They come in suits and in jeans; with friends and by themselves; just after work and on their days off — and the wine draws them in. But there’s a lot more to a wine tasting than the substance in your glass. Tastings are about people, too.
The genius of a tasting, of course, is that everything is complimentary. That goes for the information, too. Want to know what’s the best wine to pair with that balsamic chicken recipe? Chances are high that you aren’t the only one who wants to know the answer, so ask away.
Our go-to wine shop is The Winetree at 1951 Washington Ave. If we have a unique recipe, manager Ron Hull will likely be able to steer us toward a bottle that fits both our tastes and our budgets.
Hull also happens to select most of the Wednesday night tasting wines. Once, close to Christmas a couple of years ago, he lined up five bottles of Californian Cabernet Sauvignon. Other nights, he’s started with a light and crisp Sauvignon Blanc before edging participants toward a richer Chardonnay. He’s mixed in Chilean Malbec and an Italian red blend, ending the lineup with various kinds of port. The deliberately varied tastings let us decide what we like based on our own flavor sensitivities — not someone else’s. It also beats taking a chance on an entire bottle of wine, only to find out it’s too acidic for our tastes, or too tannic.
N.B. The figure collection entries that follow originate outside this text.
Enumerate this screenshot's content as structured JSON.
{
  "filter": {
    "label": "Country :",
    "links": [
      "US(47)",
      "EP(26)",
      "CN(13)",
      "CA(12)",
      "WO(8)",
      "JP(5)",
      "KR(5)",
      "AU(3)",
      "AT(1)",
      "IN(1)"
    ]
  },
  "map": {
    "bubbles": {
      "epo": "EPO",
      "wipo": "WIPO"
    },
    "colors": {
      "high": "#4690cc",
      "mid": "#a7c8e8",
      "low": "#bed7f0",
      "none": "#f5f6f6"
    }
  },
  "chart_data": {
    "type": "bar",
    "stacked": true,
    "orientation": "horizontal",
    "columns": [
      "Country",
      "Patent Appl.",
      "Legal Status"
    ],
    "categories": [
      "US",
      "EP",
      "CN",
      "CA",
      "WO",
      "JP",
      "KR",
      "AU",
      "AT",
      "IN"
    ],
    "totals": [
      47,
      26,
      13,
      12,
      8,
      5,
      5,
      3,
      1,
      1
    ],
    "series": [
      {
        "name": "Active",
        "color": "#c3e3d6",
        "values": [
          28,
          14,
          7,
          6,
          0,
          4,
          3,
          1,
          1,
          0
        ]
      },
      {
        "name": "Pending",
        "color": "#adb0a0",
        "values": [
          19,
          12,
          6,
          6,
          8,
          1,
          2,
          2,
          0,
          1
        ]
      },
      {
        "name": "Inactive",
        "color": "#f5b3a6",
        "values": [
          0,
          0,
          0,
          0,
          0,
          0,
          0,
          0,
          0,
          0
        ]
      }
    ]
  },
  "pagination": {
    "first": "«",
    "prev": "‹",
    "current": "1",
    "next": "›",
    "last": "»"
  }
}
Aside from the wine, tastings also happen to be a great way to meet people. We’ve talked social studies with a substitute teacher and travel with a city utility worker. We’ve discussed the best local places to bird-watch, and to hunt, with a local business owner. And we’ve met neighbors we didn’t know we had, friends of friends we’ve seen elsewhere, but just couldn’t place. The wine has a lot to do with that.
Plus, we’ve learned a few things about how to make a tasting work for us. First, don’t brush your teeth before you have a glass of wine. The sugar in the toothpaste impacts your ability to accurately judge what you sip. Second, perfume and cologne can affect how you and others experience a wine, since taste is highly influenced by what we smell. Third, understand that state law limits the amount of free wine you’re able to imbibe on the premises. Fourth, have fun. Wine tastings are about learning new things with new people. And if you’re nervous, don’t worry: Everyone else is, too.
Winetree’s tastings are Wednesdays from 4 to 7 p.m. Varsity Liquors, 687 N. Green River Road, offers tastings on Fridays from 6 to 8 p.m. Winzerwald Winery’s Evansville Tasting Room, 2021 W. Franklin St., offers tastings Wednesdays and Thursdays from 12 to 7 p.m.; Fridays and Saturdays from 12 to 8 p.m.; and Sundays from 12 to 5 p.m.